Processing Pipeline
What happens after you upload a video — the six-step AI processing pipeline.
The Processing Pipeline
After uploading your video, Toast runs six processing steps. Each happens in sequence, and you can see progress for each step in real-time.
Pipeline Steps
1. Audio Extraction
Toast uses FFmpeg (running directly in your browser via WebAssembly) to extract the audio track from your video. The audio is saved as a WAV file in your browser's secure storage.
A low-resolution proxy video (480p) is also generated for smooth playback during editing.
2. Audio Quality Analysis
The extracted audio is analyzed for Signal-to-Noise Ratio (SNR). This determines whether noise removal is needed.
| SNR Level | Quality | Action |
|---|---|---|
| 25+ dB | Good | No noise removal needed |
| Below 25 dB | Noisy | Automatic noise removal triggered |
3. Noise Removal (Conditional)
If your audio is noisy, Toast sends the audio to CleanVoice for AI-powered noise removal. The cleaned audio replaces the original for all subsequent processing.

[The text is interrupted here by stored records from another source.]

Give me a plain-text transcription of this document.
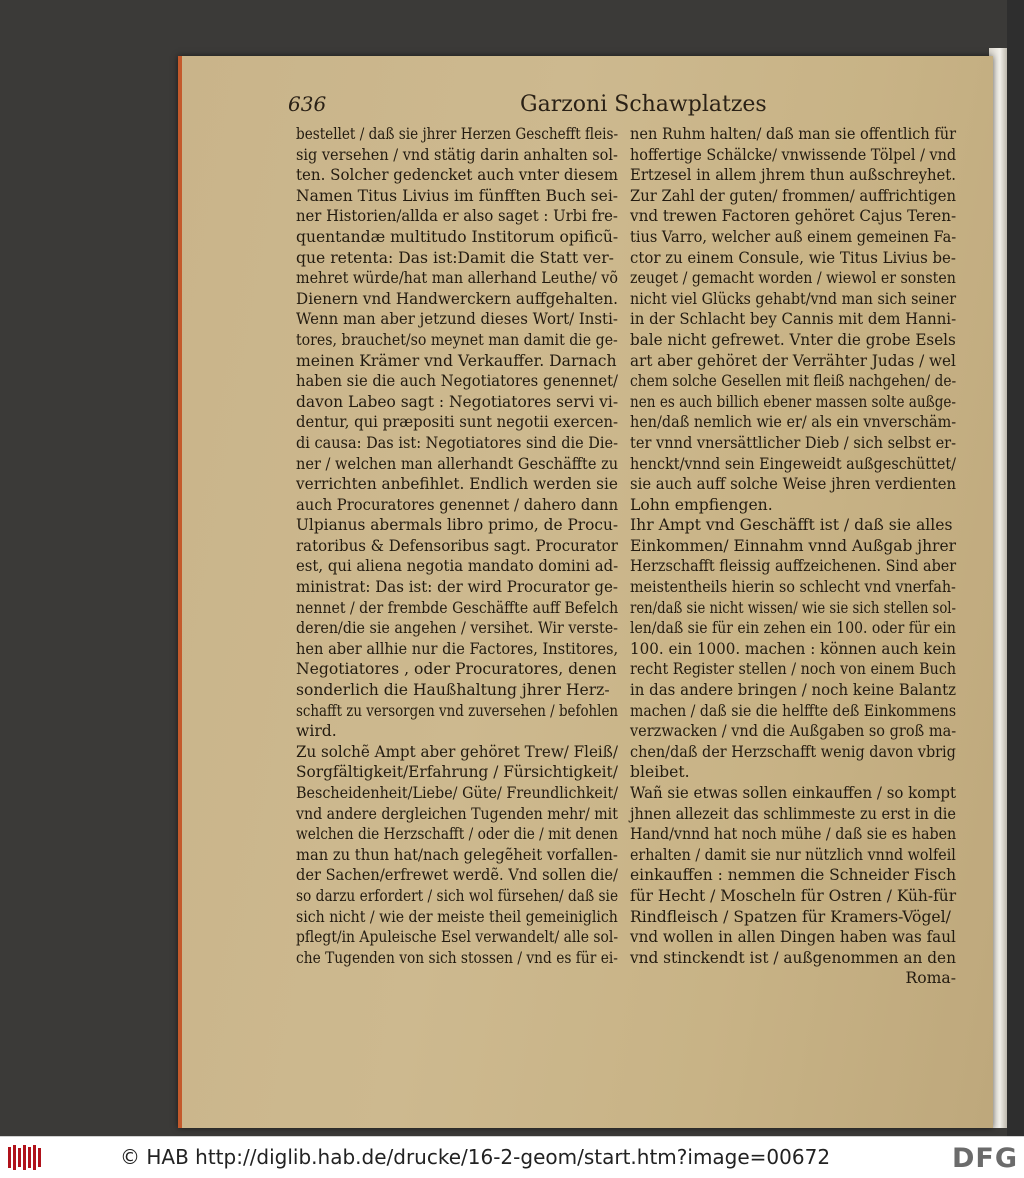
636	Garzoni Schawplatzes
bestellet / daß sie jhrer Herzen Geschefft fleis-
sig versehen / vnd stätig darin anhalten sol-
ten. Solcher gedencket auch vnter diesem
Namen Titus Livius im fünfften Buch sei-
ner Historien/allda er also saget : Urbi fre-
quentandæ multitudo Institorum opificũ-
que retenta: Das ist:Damit die Statt ver-
mehret würde/hat man allerhand Leuthe/ võ
Dienern vnd Handwerckern auffgehalten.
Wenn man aber jetzund dieses Wort/ Insti-
tores, brauchet/so meynet man damit die ge-
meinen Krämer vnd Verkauffer. Darnach
haben sie die auch Negotiatores genennet/
davon Labeo sagt : Negotiatores servi vi-
dentur, qui præpositi sunt negotii exercen-
di causa: Das ist: Negotiatores sind die Die-
ner / welchen man allerhandt Geschäffte zu
verrichten anbefihlet. Endlich werden sie
auch Procuratores genennet / dahero dann
Ulpianus abermals libro primo, de Procu-
ratoribus & Defensoribus sagt. Procurator
est, qui aliena negotia mandato domini ad-
ministrat: Das ist: der wird Procurator ge-
nennet / der frembde Geschäffte auff Befelch
deren/die sie angehen / versihet. Wir verste-
hen aber allhie nur die Factores, Institores,
Negotiatores , oder Procuratores, denen
sonderlich die Haußhaltung jhrer Herz-
schafft zu versorgen vnd zuversehen / befohlen
wird.
Zu solchẽ Ampt aber gehöret Trew/ Fleiß/
Sorgfältigkeit/Erfahrung / Fürsichtigkeit/
Bescheidenheit/Liebe/ Güte/ Freundlichkeit/
vnd andere dergleichen Tugenden mehr/ mit
welchen die Herzschafft / oder die / mit denen
man zu thun hat/nach gelegẽheit vorfallen-
der Sachen/erfrewet werdẽ. Vnd sollen die/
so darzu erfordert / sich wol fürsehen/ daß sie
sich nicht / wie der meiste theil gemeiniglich
pflegt/in Apuleische Esel verwandelt/ alle sol-
che Tugenden von sich stossen / vnd es für ei-
nen Ruhm halten/ daß man sie offentlich für
hoffertige Schälcke/ vnwissende Tölpel / vnd
Ertzesel in allem jhrem thun außschreyhet.
Zur Zahl der guten/ frommen/ auffrichtigen
vnd trewen Factoren gehöret Cajus Teren-
tius Varro, welcher auß einem gemeinen Fa-
ctor zu einem Consule, wie Titus Livius be-
zeuget / gemacht worden / wiewol er sonsten
nicht viel Glücks gehabt/vnd man sich seiner
in der Schlacht bey Cannis mit dem Hanni-
bale nicht gefrewet. Vnter die grobe Esels
art aber gehöret der Verrähter Judas / wel
chem solche Gesellen mit fleiß nachgehen/ de-
nen es auch billich ebener massen solte außge-
hen/daß nemlich wie er/ als ein vnverschäm-
ter vnnd vnersättlicher Dieb / sich selbst er-
henckt/vnnd sein Eingeweidt außgeschüttet/
sie auch auff solche Weise jhren verdienten
Lohn empfiengen.
Ihr Ampt vnd Geschäfft ist / daß sie alles
Einkommen/ Einnahm vnnd Außgab jhrer
Herzschafft fleissig auffzeichenen. Sind aber
meistentheils hierin so schlecht vnd vnerfah-
ren/daß sie nicht wissen/ wie sie sich stellen sol-
len/daß sie für ein zehen ein 100. oder für ein
100. ein 1000. machen : können auch kein
recht Register stellen / noch von einem Buch
in das andere bringen / noch keine Balantz
machen / daß sie die helffte deß Einkommens
verzwacken / vnd die Außgaben so groß ma-
chen/daß der Herzschafft wenig davon vbrig
bleibet.
Wañ sie etwas sollen einkauffen / so kompt
jhnen allezeit das schlimmeste zu erst in die
Hand/vnnd hat noch mühe / daß sie es haben
erhalten / damit sie nur nützlich vnnd wolfeil
einkauffen : nemmen die Schneider Fisch
für Hecht / Moscheln für Ostren / Küh-für
Rindfleisch / Spatzen für Kramers-Vögel/
vnd wollen in allen Dingen haben was faul
vnd stinckendt ist / außgenommen an den
Roma-
© HAB http://diglib.hab.de/drucke/16-2-geom/start.htm?image=00672	DFG
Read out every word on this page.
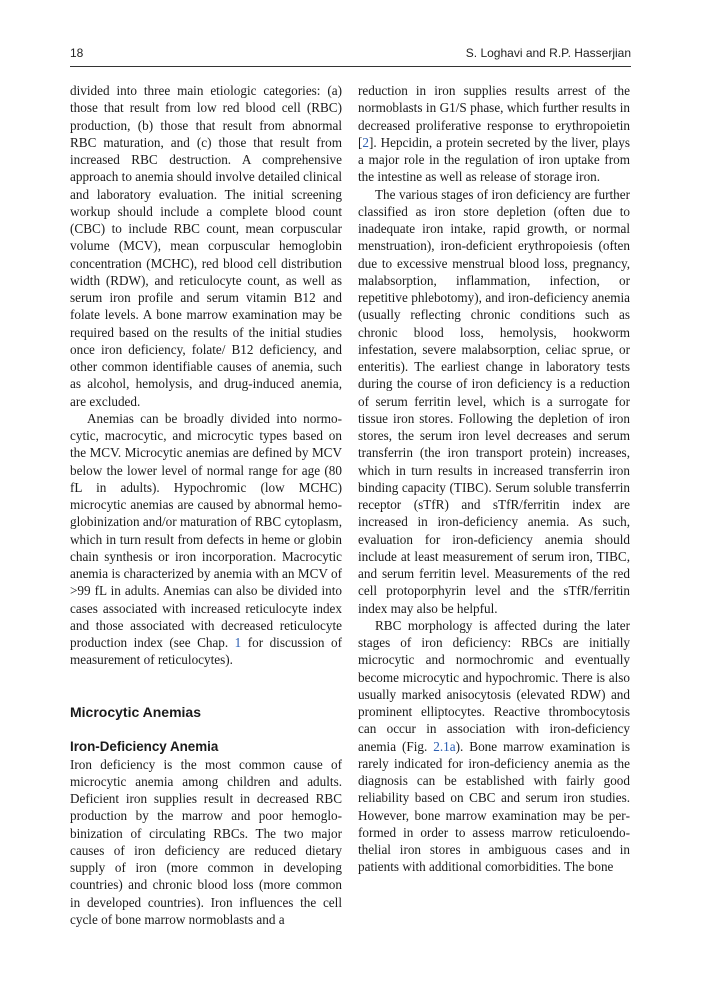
18	S. Loghavi and R.P. Hasserjian

divided into three main etiologic categories: (a) those that result from low red blood cell (RBC) production, (b) those that result from abnormal RBC maturation, and (c) those that result from increased RBC destruction. A comprehensive approach to anemia should involve detailed clinical and laboratory evaluation. The initial screening workup should include a complete blood count (CBC) to include RBC count, mean corpuscular volume (MCV), mean corpuscular hemoglobin concentration (MCHC), red blood cell distribution width (RDW), and reticulocyte count, as well as serum iron profile and serum vitamin B12 and folate levels. A bone marrow examination may be required based on the results of the initial studies once iron deficiency, folate/ B12 deficiency, and other common identifiable causes of anemia, such as alcohol, hemolysis, and drug-induced anemia, are excluded.

Anemias can be broadly divided into normocytic, macrocytic, and microcytic types based on the MCV. Microcytic anemias are defined by MCV below the lower level of normal range for age (80 fL in adults). Hypochromic (low MCHC) microcytic anemias are caused by abnormal hemoglobinization and/or maturation of RBC cytoplasm, which in turn result from defects in heme or globin chain synthesis or iron incorporation. Macrocytic anemia is characterized by anemia with an MCV of >99 fL in adults. Anemias can also be divided into cases associated with increased reticulocyte index and those associated with decreased reticulocyte production index (see Chap. 1 for discussion of measurement of reticulocytes).

Microcytic Anemias
Iron-Deficiency Anemia

Iron deficiency is the most common cause of microcytic anemia among children and adults. Deficient iron supplies result in decreased RBC production by the marrow and poor hemoglobinization of circulating RBCs. The two major causes of iron deficiency are reduced dietary supply of iron (more common in developing countries) and chronic blood loss (more common in developed countries). Iron influences the cell cycle of bone marrow normoblasts and a

reduction in iron supplies results arrest of the normoblasts in G1/S phase, which further results in decreased proliferative response to erythropoietin [2]. Hepcidin, a protein secreted by the liver, plays a major role in the regulation of iron uptake from the intestine as well as release of storage iron.

The various stages of iron deficiency are further classified as iron store depletion (often due to inadequate iron intake, rapid growth, or normal menstruation), iron-deficient erythropoiesis (often due to excessive menstrual blood loss, pregnancy, malabsorption, inflammation, infection, or repetitive phlebotomy), and iron-deficiency anemia (usually reflecting chronic conditions such as chronic blood loss, hemolysis, hookworm infestation, severe malabsorption, celiac sprue, or enteritis). The earliest change in laboratory tests during the course of iron deficiency is a reduction of serum ferritin level, which is a surrogate for tissue iron stores. Following the depletion of iron stores, the serum iron level decreases and serum transferrin (the iron transport protein) increases, which in turn results in increased transferrin iron binding capacity (TIBC). Serum soluble transferrin receptor (sTfR) and sTfR/ferritin index are increased in iron-deficiency anemia. As such, evaluation for iron-deficiency anemia should include at least measurement of serum iron, TIBC, and serum ferritin level. Measurements of the red cell protoporphyrin level and the sTfR/ferritin index may also be helpful.

RBC morphology is affected during the later stages of iron deficiency: RBCs are initially microcytic and normochromic and eventually become microcytic and hypochromic. There is also usually marked anisocytosis (elevated RDW) and prominent elliptocytes. Reactive thrombocytosis can occur in association with iron-deficiency anemia (Fig. 2.1a). Bone marrow examination is rarely indicated for iron-deficiency anemia as the diagnosis can be established with fairly good reliability based on CBC and serum iron studies. However, bone marrow examination may be performed in order to assess marrow reticuloendothelial iron stores in ambiguous cases and in patients with additional comorbidities. The bone
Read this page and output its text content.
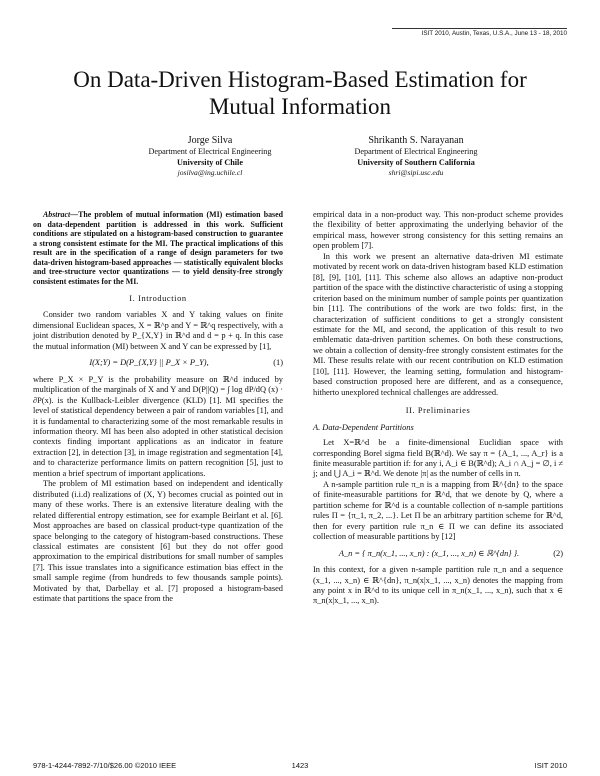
ISIT 2010, Austin, Texas, U.S.A., June 13 - 18, 2010
On Data-Driven Histogram-Based Estimation for Mutual Information
Jorge Silva
Department of Electrical Engineering
University of Chile
josilva@ing.uchile.cl
Shrikanth S. Narayanan
Department of Electrical Engineering
University of Southern California
shri@sipi.usc.edu

Abstract—The problem of mutual information (MI) estimation based on data-dependent partition is addressed in this work. Sufficient conditions are stipulated on a histogram-based construction to guarantee a strong consistent estimate for the MI. The practical implications of this result are in the specification of a range of design parameters for two data-driven histogram-based approaches — statistically equivalent blocks and tree-structure vector quantizations — to yield density-free strongly consistent estimates for the MI.

I. Introduction

Consider two random variables X and Y taking values on finite dimensional Euclidean spaces, X = ℝ^p and Y = ℝ^q respectively, with a joint distribution denoted by P_{X,Y} in ℝ^d and d = p + q. In this case the mutual information (MI) between X and Y can be expressed by [1],

I(X;Y) = D(P_{X,Y} || P_X × P_Y),	(1)

where P_X × P_Y is the probability measure on ℝ^d induced by multiplication of the marginals of X and Y and D(P||Q) = ∫ log dP/dQ (x) · ∂P(x). is the Kullback-Leibler divergence (KLD) [1]. MI specifies the level of statistical dependency between a pair of random variables [1], and it is fundamental to characterizing some of the most remarkable results in information theory. MI has been also adopted in other statistical decision contexts finding important applications as an indicator in feature extraction [2], in detection [3], in image registration and segmentation [4], and to characterize performance limits on pattern recognition [5], just to mention a brief spectrum of important applications.

The problem of MI estimation based on independent and identically distributed (i.i.d) realizations of (X, Y) becomes crucial as pointed out in many of these works. There is an extensive literature dealing with the related differential entropy estimation, see for example Beirlant et al. [6]. Most approaches are based on classical product-type quantization of the space belonging to the category of histogram-based constructions. These classical estimates are consistent [6] but they do not offer good approximation to the empirical distributions for small number of samples [7]. This issue translates into a significance estimation bias effect in the small sample regime (from hundreds to few thousands sample points). Motivated by that, Darbellay et al. [7] proposed a histogram-based estimate that partitions the space from the

empirical data in a non-product way. This non-product scheme provides the flexibility of better approximating the underlying behavior of the empirical mass, however strong consistency for this setting remains an open problem [7].

In this work we present an alternative data-driven MI estimate motivated by recent work on data-driven histogram based KLD estimation [8], [9], [10], [11]. This scheme also allows an adaptive non-product partition of the space with the distinctive characteristic of using a stopping criterion based on the minimum number of sample points per quantization bin [11]. The contributions of the work are two folds: first, in the characterization of sufficient conditions to get a strongly consistent estimate for the MI, and second, the application of this result to two emblematic data-driven partition schemes. On both these constructions, we obtain a collection of density-free strongly consistent estimates for the MI. These results relate with our recent contribution on KLD estimation [10], [11]. However, the learning setting, formulation and histogram-based construction proposed here are different, and as a consequence, hitherto unexplored technical challenges are addressed.

II. Preliminaries
A. Data-Dependent Partitions

Let X=ℝ^d be a finite-dimensional Euclidian space with corresponding Borel sigma field B(ℝ^d). We say π = {A_1, ..., A_r} is a finite measurable partition if: for any i, A_i ∈ B(ℝ^d); A_i ∩ A_j = ∅, i ≠ j; and ⋃ A_i = ℝ^d. We denote |π| as the number of cells in π.

A n-sample partition rule π_n is a mapping from ℝ^{dn} to the space of finite-measurable partitions for ℝ^d, that we denote by Q, where a partition scheme for ℝ^d is a countable collection of n-sample partitions rules Π = {π_1, π_2, ...}. Let Π be an arbitrary partition scheme for ℝ^d, then for every partition rule π_n ∈ Π we can define its associated collection of measurable partitions by [12]

A_n = { π_n(x_1, ..., x_n) : (x_1, ..., x_n) ∈ ℝ^{dn} }.	(2)

In this context, for a given n-sample partition rule π_n and a sequence (x_1, ..., x_n) ∈ ℝ^{dn}, π_n(x|x_1, ..., x_n) denotes the mapping from any point x in ℝ^d to its unique cell in π_n(x_1, ..., x_n), such that x ∈ π_n(x|x_1, ..., x_n).

978-1-4244-7892-7/10/$26.00 ©2010 IEEE	1423	ISIT 2010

Only the audio file is transmitted — never your video.
4. Transcription
Toast uses ElevenLabs Scribe v2 for transcription, providing:
- Word-level timestamps — every word is precisely timed
- 99-language support — automatic language detection
- Speaker diarization — identifies different speakers
- Filler word detection — marks "um", "uh", "like", "you know", etc.
5. Face Tracking
MediaPipe FaceMesh runs in a dedicated Web Worker to detect face positions throughout the video. This data powers:
- Smart reframe — automatically crop to follow the speaker
- Aspect ratio conversion — keep the face centered when converting 16:9 to 9:16
6. AI Analysis
Toast sends the transcript (not the video) to Claude (or OpenAI as fallback) to generate an edit manifest — a JSON document that describes:
- Which segments to keep and which to cut
- Where filler words and dead air are located
- Suggested B-roll placements
- Reasoning for each edit decision
The edit manifest becomes the source of truth for your project. You can view the AI's reasoning in the AI Reasoning Panel.
Processing Time
Typical processing times for a 10-minute video:
| Step | Duration |
|---|---|
| Audio extraction | ~10 seconds |
| Quality analysis | ~5 seconds |
| Noise removal | ~15 seconds (if needed) |
| Transcription | ~30 seconds |
| Face tracking | ~15 seconds |
| AI analysis | ~20 seconds |
| Total | ~1.5 minutes |
Longer videos take proportionally longer. A 30-minute video typically processes in 4-5 minutes.